Dalam hubungan antar-pribadi, dua belah pihak punya pengalaman yang sama dalam menjalani hubungan diantara mereka. Jadi, ekspektasinya sudah terpeta. Dan bukankah hubungan yang paling baik adalah hubungan yang keduanya memahami ekspektasi satu sama lain? Tidak ada tuh istilah harapan palsu dalam hubungan yang sehat karena tidak main kucing-kucingan. Ekspektasinya jelas, jadi tidak ada kekecewaan.

Ironisnya, kadang adanya pemahaman ini membuat kita jadi menganggap remeh makna seseorang dalam hidup kita. Adanya pemahaman bahwa orang lain memang tidak akan berusaha lebih dulu kadang membuat kita bertanya, apa artinya kita memperjuangkan sendirian? Ironisnya, meskipun ada pemahaman, hubungan di mana yang satu memberi lebih banyak dibanding yang lain, justru membuat hubungan itu sendiri rapuh. Karena hubungan itu seperti cermin, seperti gaya, kita baiknya menerima sebanyak yang kita beri.

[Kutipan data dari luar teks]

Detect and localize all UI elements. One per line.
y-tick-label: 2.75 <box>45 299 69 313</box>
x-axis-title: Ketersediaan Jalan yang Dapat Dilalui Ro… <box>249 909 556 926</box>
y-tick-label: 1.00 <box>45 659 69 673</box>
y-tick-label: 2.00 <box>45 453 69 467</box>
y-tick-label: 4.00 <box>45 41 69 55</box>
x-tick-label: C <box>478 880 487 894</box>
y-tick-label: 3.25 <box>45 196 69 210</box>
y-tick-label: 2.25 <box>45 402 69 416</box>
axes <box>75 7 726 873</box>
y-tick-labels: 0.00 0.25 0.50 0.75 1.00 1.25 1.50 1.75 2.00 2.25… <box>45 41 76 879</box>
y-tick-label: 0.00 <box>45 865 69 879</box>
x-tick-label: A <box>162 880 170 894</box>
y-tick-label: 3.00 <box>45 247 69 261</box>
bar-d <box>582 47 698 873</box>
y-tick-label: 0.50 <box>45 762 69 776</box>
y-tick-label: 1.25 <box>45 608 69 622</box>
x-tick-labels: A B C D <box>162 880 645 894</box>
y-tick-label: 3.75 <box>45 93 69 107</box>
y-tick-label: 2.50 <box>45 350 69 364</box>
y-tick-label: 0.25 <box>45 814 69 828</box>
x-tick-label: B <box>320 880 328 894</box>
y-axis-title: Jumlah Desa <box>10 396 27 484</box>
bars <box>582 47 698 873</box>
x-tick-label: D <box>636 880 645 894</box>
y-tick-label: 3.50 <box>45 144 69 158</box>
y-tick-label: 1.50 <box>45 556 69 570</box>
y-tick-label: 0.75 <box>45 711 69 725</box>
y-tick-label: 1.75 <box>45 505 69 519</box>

Saya pernah menulis di blog ini bahwa sebanyak apapun kita memberi cinta, kasih sayang, semuanya akan kembali meski tidak dengan cara yang sama. Meski tidak melalui orang yang sama. Ini berlaku untuk semua jenis hubungan ya. Termasuk untuk hubungan keluarga, yang paling kuat pemahamannya, tapi mungkin menjadi yang paling rapuh karena tidak pernah dipelihara.

Intinya, hubungan yang sehat memang bermula dari pemahaman, tapi hubungan yang sehat juga harus diiringi dengan usaha satu sama lain untuk memberikan perjuangan dan keringat yang sama dalam menjaga hubungan. Supaya suatu saat ketika kita tidak lagi ketemu dengan sahabat atau mantan kita, bukan kita sendiri yang hatinya sakit saat duduk di kafe yang biasa didatangi bersama.

Mungkin inilah kenapa orang dewasa punya sedikit teman ya. Menjaga hubungan itu super susah!